■フェイズ17「革命成就と北米戦争」

 革命によって新たな時代が開かれた筈の日本だが、まだ混乱は続いていた。
 日本国内での武士と民衆それぞれの反発、武士内部での対立、新大陸の日本本土に対する反発が主な原因だった。この時日本人の全てにとって幸いだったのは、日本で新たな時代が始まった1789年7月に「フランス革命」が起きた事だった。このためヨーロッパのほとんどの国が、遙か彼方の日本のことに構っている場合ではなくなっていた。
 しかも日本が次の混乱へと入ろうとしている1795年には、フランスでは新たに総裁政府が成立し本格的な共和制国家への一歩を踏み出していた。
 一方では、1795年1月にフランスが隣国のネーデルランドを属国化すると、すぐにもブリテンが動き始めていた。
 ネーデルランド領の南アフリカのケープ、インド洋のセイロンがブリテン軍により占領され、ネーデルランド商館を狙うという名目で、日本領のスンダ地域にもやって来た。しかし、マラッカ、ジャワには日本の軍船が多数駐留しているため、ブリテン側は外交交渉としてネーデルランド人の引き渡しを要求。日本側も、外交手続きに乗っ取って受け入れるという形に落ち着いていた。
 また新大陸では、アメリカ合衆国が日本に対してミシシッピ川河口部の通行権をかなり強引に獲得して、新日本に対向した開発に乗り出し始めていた(※ニューオーリンズ一帯のミシシッピ川河口部は、1783年に日本がブリテンから購入していた)。

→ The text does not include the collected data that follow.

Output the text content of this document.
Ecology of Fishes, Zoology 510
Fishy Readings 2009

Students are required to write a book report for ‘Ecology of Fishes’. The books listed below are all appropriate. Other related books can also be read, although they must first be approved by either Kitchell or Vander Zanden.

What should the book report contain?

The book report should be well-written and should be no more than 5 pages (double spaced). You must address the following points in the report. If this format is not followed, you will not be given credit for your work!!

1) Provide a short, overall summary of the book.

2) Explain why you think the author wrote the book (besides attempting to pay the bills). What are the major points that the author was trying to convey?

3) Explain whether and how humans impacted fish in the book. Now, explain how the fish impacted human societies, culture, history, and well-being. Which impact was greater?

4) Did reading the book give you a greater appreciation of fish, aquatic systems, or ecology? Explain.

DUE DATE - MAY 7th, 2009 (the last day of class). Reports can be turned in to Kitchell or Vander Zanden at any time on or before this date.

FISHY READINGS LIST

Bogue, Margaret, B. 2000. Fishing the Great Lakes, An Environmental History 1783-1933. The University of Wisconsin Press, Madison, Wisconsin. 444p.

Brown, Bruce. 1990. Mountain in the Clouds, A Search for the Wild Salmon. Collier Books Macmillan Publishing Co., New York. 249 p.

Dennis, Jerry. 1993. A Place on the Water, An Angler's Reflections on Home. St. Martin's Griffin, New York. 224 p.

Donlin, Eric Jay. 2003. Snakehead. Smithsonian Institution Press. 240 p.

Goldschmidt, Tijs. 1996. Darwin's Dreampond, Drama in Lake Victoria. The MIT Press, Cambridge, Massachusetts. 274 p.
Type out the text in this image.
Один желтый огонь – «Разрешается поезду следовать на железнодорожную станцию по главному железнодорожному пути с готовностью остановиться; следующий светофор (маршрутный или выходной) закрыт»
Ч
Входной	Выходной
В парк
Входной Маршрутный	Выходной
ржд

 そうした世界中での変化と外圧は、日本人にさらなる強固な新国家を作るべきだという強迫観念を植え付けつつあった。
 そうした中で、日本政府は新日本の要求を却下し、増税の実施だけを求める決定を行う。
 これに対して新日本各地では、アメリカに倣えという声と、武力の差を見据えた長期的な視点を持つべきだという意見が対立した。しかし日本列島から命じられた理不尽に対する反発の方が上回った。また、現地に根ざす武士階級の多くが民衆側に合流し、現地に駐留していた軍の一部までが新日本側に寝返った事も、独立に向けた動きを加速させた。現地の武士が寝返ったのは、彼らも増税対象となる為だったのと、既に多くの者が日本本土を棄てて新たな故郷を新日本と定めていたからだった。新大陸の武士は、日本本土の武士とは別の階級、価値観を持っていた事を、日本本土の人々が理解しなかったが故の結果とも言えるだろう。
 しかもアメリカ合衆国が、先の戦争で使った新大陸中の武器を新日本の独立勢力に渡していた。アメリカとしては、相手が有色人種だったとしても、とにかく旧大陸勢の力下にあるよりも独立している方が、何かと都合が良かったからだ。
 一方では、中南米を何とか支配下に置いているスペインが、自らの新大陸領の統治を気にして、新日本の独立に反対していた。
 いっぽう日本列島だが、独立阻止のための軍の編成に入ったが、一筋縄ではいかなかった。民の軍となった日本軍の民衆兵が、新日本への派兵に反対していたからだ。これは国軍としてはあってはならないことだったが、もともと命じたのが武士達だったと捉えられていたため、新日本の独立騒動は武士対民衆の戦いだと感覚的に考えられていたが故の状況だった。
 しかし日本本土の兵も民衆も、政府に対して反旗を翻すまでには至らず、政府は武士を中心に編成した部隊を整えると、順次新大陸に派兵していった。
 これが「大和独立戦争」の号砲となる。

 1796年夏、武士による兵士を満載した日本艦隊は、新大陸太平洋岸到着の2日前に、新日本側についた艦隊の襲撃を受けた。
 そして日本艦隊が、洋上での襲撃を予測していなかった事、長旅で疲れていた事、兵員と装備を満載して動きが鈍っていた事、東太平洋の海と風に対する経験の差など様々な要因のため、数で大きく劣勢だった新日本艦隊は勝利を飾り、日本艦隊は大打撃を受け半数近い数しか加州の新大坂にたどり着けなかった。この時拿捕された船も多数に上った。乗っていた船員のかなりも、そのまま新日本側に合流していった。
 そしてこの襲撃を機に、新日本各地で日本の政府施設、軍への襲撃または恭順のための行動が行われた。「大和独立戦争」の勃発である。
 同時に、櫻芽市において新日本の独立が宣言され、それまで新日本と呼ばれていた地域を「大和共和国」とした。
 その後旧新日本の太平洋岸各地で日本軍と大和軍が戦闘を行ったが、現地での蛮行が祟った日本軍からは、現地徴兵した兵士の離反、人足(労務者)のサボタージュが相次いだ。しかも日本本土から新大陸までは最短でも二ヶ月もかかる上に、日本本土では武士と民衆が対立して思うように軍を派遣できなかった。
 一方の大和軍は、市民からの志願兵の増加、アメリカなどからの武器流入、日本軍離反兵の合流などのお陰で、戦況を有利に運んだ。戦費についても、日本政府が新大陸に持っていて金鉱、銀鉱の全てを差し押さえ、これを名目上の担保として自らの紙幣を発行して応対した。新たな貨幣は「円」と定められ、暫定的な金本位制による紙幣が大量に刷られた。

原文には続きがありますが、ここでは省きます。